This very exciting green hummus alternative is made with zucchini that is salted and charred to bring out the flavor. It is one of my all-time favorite dips! It’s easy to digest, keto-friendly, and delicious!

Green No-Bean Hummus Recipe

Prep Time::15 mins

Cook Time::15 mins

Additional Time:: 1 hr

Total Time:: 1 hr 30 mins

Servings::16

Ingredients

2 ½ pounds zucchini

2 tablespoons kosher salt, plus more to taste

4 tablespoons olive oil, divided

3 cloves crushed garlic

3 tablespoons tahini

½ lemon, juiced, plus more to taste

6 leaf basil leaves, sliced

¼ teaspoon ground black pepper

¼ teaspoon cumin

1 pinch cayenne

Directions

Trim ends from zucchini and cut into quarters. Trim out seeds if zucchini are really big. Cut into 1 ½-inch pieces and add to a bowl. Toss thoroughly with 2 tablespoons kosher salt and let sit for 15 to 20 minutes, tossing halfway through.

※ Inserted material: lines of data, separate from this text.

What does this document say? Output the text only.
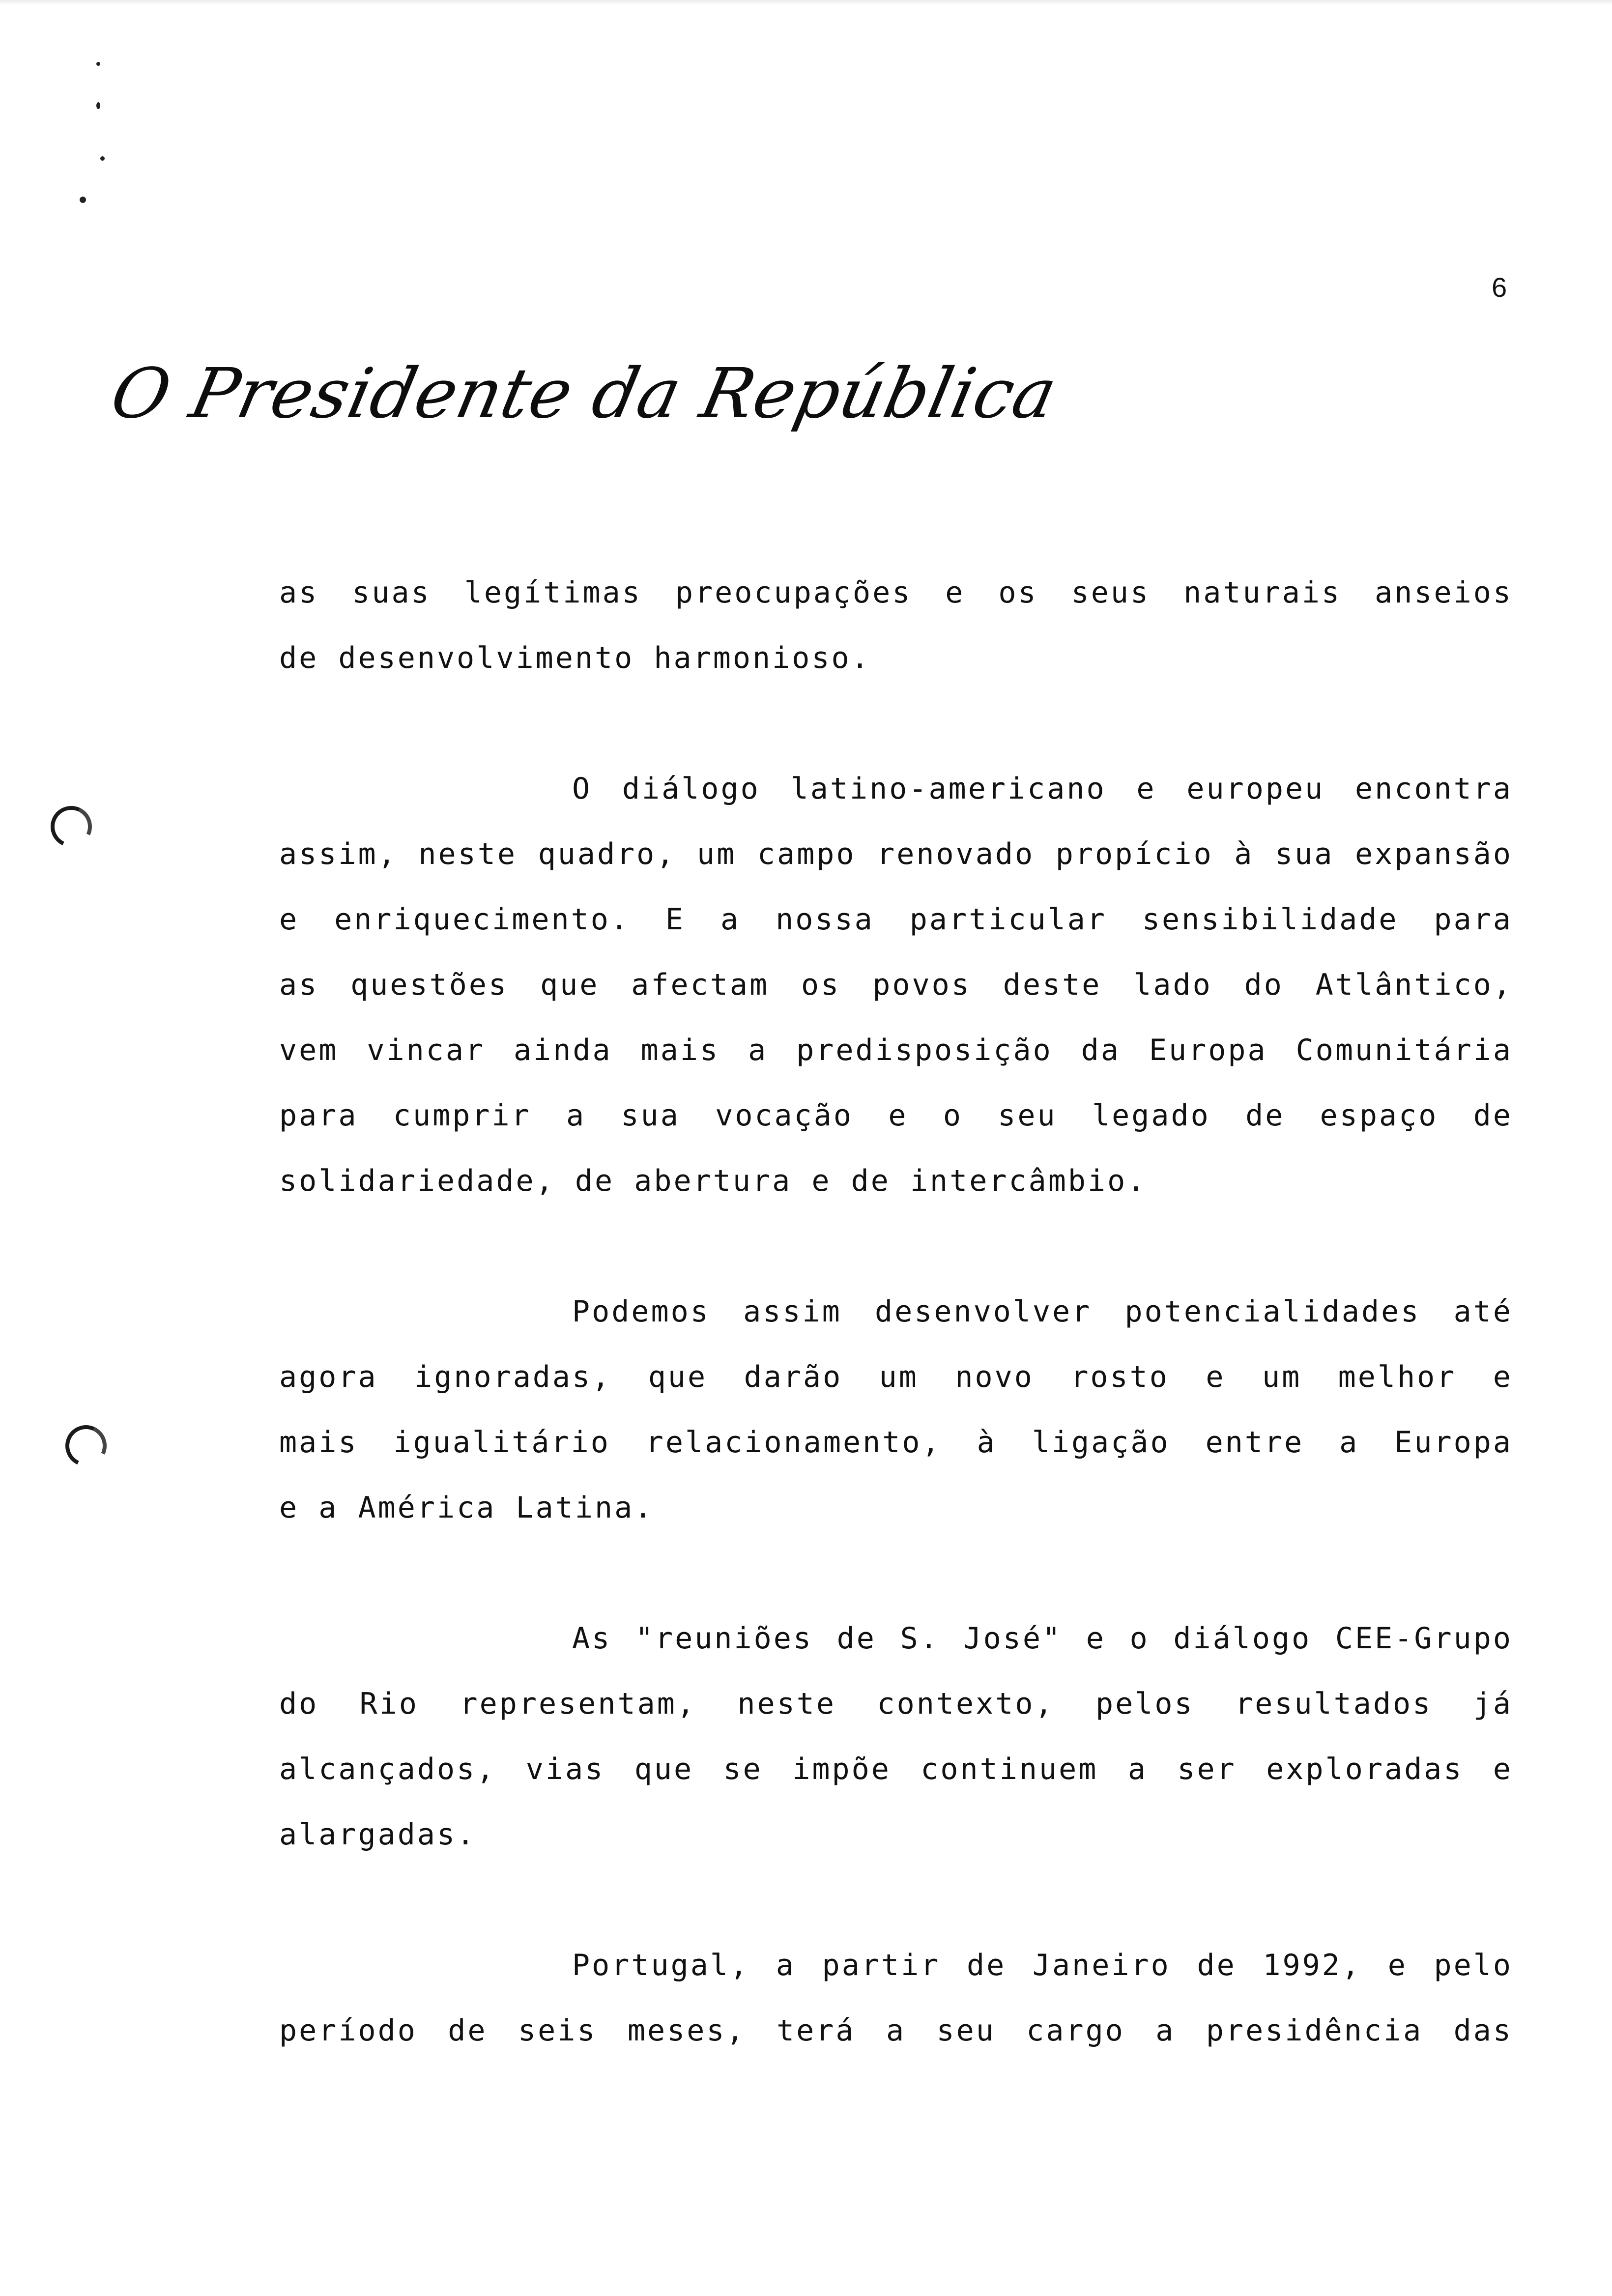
6
O Presidente da República
as suas legítimas preocupações e os seus naturais anseios
de desenvolvimento harmonioso.
O diálogo latino-americano e europeu encontra
assim, neste quadro, um campo renovado propício à sua expansão
e enriquecimento. E a nossa particular sensibilidade para
as questões que afectam os povos deste lado do Atlântico,
vem vincar ainda mais a predisposição da Europa Comunitária
para cumprir a sua vocação e o seu legado de espaço de
solidariedade, de abertura e de intercâmbio.
Podemos assim desenvolver potencialidades até
agora ignoradas, que darão um novo rosto e um melhor e
mais igualitário relacionamento, à ligação entre a Europa
e a América Latina.
As "reuniões de S. José" e o diálogo CEE-Grupo
do Rio representam, neste contexto, pelos resultados já
alcançados, vias que se impõe continuem a ser exploradas e
alargadas.
Portugal, a partir de Janeiro de 1992, e pelo
período de seis meses, terá a seu cargo a presidência das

Transfer zucchini to a strainer and rinse off salt very thoroughly. Let drain well before transferring to a bowl.

Set an oven rack about 6 inches from the heat source and preheat the oven's broiler. Line a baking sheet with foil.

Toss zucchini with 2 tablespoons olive oil, toss, and spread out in a single layer on the prepared baking sheet, making sure zucchini pieces touch each other.

Broil on high heat until zucchini start to brown and are lightly charred, 5 to 6 minutes. Remove pan and turn zucchini pieces over. Return and broil until zucchini are tender but not mushy, and nicely browned, 5 to 6 minutes longer.

Transfer zucchini to a strainer and let drain until cooled to room temperature, about 45 minutes.

Combine drained zucchini, remaining 2 tablespoons olive oil, tahini, garlic, lemon juice, basil, ½ teaspoon salt, cumin, black pepper, and cayenne in a blender. Blend until smooth, and taste for seasoning. You can also use an immersion blender.

For best flavor, cover and chill the hummus before serving.